ジョコビッチやマレー、ガスケ選手が使用していることで有名な「ヘッド」。
トッププロの試合を観戦していると、男女問わず多くのトッププロが使用していることがわかります。
私の回りにもHEAD使いが数名いて、その人たちの共通点が、「他のブランドも興味はあるがHEADの打球感が好き」ということを仰っていて、ずっとヘッドを使い続けているということです。
そんな固定ファンの心をつかんで離さない魅力があるヘッドラケットの特徴とラインナップをご紹介していきたいと思います。
ラインナップをインプレとともにご紹介
プレステージシリーズ
ヘッドラケットのフラグシップモデル。
ビッグサーバーや正確なコントロールを信条とするプレーヤーから高い支持を得ています。
薄ラケでラケットのしなりがしっかりと感じられるクラシカルなラケットです。
芯でハードヒットした時の打球感は官能的なものがありますが、アシストは少なく、私の場合試合で使うには厳しいものになっています。
- PRO
- TOUR
- MP
- MP L
「MP(旧Tour)」や「MP L(旧S)」は一般的なアマチュアプレーヤーにとって割りと扱い易いスペックになっています。
過去モデルのインプレは↓です。
ラジカルシリーズ
アガシが使い始めたことで注目を浴び、マレーへ世代交代、さらに直近ではシュワルツマンの印象が強くなってきた伝統あるラケット。
人気を維持して30年目を迎える歴史あるラケットです。
薄めのフレームですが、適度な反発力があり非常に扱い易いラケットです。
最新モデルはボールの乗りが良くなっていて、より扱いやすくなりました。
これといった弱点のない(良い意味で!)、完成度の高いオールマイティなラケットだと思います。

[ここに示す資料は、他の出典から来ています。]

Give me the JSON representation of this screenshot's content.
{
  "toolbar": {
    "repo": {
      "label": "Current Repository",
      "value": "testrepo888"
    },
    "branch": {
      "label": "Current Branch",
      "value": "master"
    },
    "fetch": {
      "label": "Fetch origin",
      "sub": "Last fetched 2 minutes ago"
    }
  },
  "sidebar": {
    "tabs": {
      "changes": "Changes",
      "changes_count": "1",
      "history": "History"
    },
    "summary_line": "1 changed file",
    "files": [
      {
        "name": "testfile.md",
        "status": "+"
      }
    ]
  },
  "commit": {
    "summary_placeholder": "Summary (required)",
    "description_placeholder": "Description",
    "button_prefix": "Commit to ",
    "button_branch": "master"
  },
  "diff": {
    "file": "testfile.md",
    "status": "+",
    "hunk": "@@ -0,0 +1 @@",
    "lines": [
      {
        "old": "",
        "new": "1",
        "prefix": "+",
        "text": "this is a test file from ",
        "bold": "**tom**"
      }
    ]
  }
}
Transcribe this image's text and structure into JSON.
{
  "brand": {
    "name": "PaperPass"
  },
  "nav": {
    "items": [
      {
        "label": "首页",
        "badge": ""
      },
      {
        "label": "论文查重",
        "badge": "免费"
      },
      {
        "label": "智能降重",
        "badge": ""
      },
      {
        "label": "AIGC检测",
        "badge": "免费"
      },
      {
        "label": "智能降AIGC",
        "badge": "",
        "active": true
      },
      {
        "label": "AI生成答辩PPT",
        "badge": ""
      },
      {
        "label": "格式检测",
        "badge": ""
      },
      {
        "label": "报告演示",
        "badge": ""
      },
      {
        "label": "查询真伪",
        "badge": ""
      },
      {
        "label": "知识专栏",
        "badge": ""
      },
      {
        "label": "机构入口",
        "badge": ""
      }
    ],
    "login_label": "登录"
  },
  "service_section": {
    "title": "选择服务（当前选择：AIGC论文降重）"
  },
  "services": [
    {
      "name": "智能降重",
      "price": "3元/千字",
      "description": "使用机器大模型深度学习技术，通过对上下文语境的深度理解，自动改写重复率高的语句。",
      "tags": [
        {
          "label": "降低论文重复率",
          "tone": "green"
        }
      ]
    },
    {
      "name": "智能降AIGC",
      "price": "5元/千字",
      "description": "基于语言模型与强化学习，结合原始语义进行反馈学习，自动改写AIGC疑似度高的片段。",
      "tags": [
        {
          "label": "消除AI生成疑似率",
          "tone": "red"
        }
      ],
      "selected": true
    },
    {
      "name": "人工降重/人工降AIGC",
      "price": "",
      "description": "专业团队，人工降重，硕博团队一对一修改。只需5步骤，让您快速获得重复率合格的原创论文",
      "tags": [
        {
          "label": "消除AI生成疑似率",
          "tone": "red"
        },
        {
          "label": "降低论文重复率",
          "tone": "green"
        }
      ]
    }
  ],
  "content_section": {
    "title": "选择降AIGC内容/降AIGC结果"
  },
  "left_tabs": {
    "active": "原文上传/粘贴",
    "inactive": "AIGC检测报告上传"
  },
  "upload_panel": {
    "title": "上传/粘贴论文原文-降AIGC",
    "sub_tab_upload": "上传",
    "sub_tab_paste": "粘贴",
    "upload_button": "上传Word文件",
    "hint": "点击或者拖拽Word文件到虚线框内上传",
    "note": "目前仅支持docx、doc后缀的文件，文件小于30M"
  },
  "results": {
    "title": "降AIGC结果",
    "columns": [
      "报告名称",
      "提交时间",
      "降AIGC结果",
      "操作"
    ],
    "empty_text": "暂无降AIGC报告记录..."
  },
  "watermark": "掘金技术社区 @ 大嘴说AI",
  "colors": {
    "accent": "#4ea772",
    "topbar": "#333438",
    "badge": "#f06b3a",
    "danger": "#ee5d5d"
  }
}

最新作はオーセチックが搭載されスイートエリアが広がったような印象です。
歴代モデルのインプレはこちらです。
エクストリームシリーズ
ヘッドラケットの回転担当、、、でしたが近年はパワー担当に役割が変わってきた印象。
今はベレッティーニが広告塔となっているラケットです。
ぼくと同じ世代はガスケの印象が強いと思います。
デビューしたころは、ワイド(横に幅が広い)形状で、擦るスピンが打ちやすかったのですが、最近形状がワイドでなくなりました。
近代テニスに順応させたことが考えられます。
形状の変化と共に、
- ストリングパターン
- グロメット構造
も改良されて、スピンはもちろんパワーにも趣をおいています。
最新の2022年モデルは爆発的人気を誇った2020年モデルを踏襲し、新たにオーセチックを搭載。
実際に打った感じ、ミートした時のパワー感が良い感じでした。
上位プレーヤーに人気があるのも納得できます。
スピードシリーズ
ジョコビッチがHEADへ契約変更した時に発表されたシリーズで、ジョコビッチの偉業の傍に必ず写っていました。
フレーム厚が均一なフラットビームでコントロール性の高いラケットです。
モデルチェンジを経てフレーム厚が増しています。(最新型は23mm均一)
性格はラジカルに似ていて、オールマイティに使いやすい特徴があります。
打球感が少し柔らかい点がラジカルとの違い。(個人的感想)
最新モデルは「オーセチック 」が搭載されアシスト性に優れたラケットになっています!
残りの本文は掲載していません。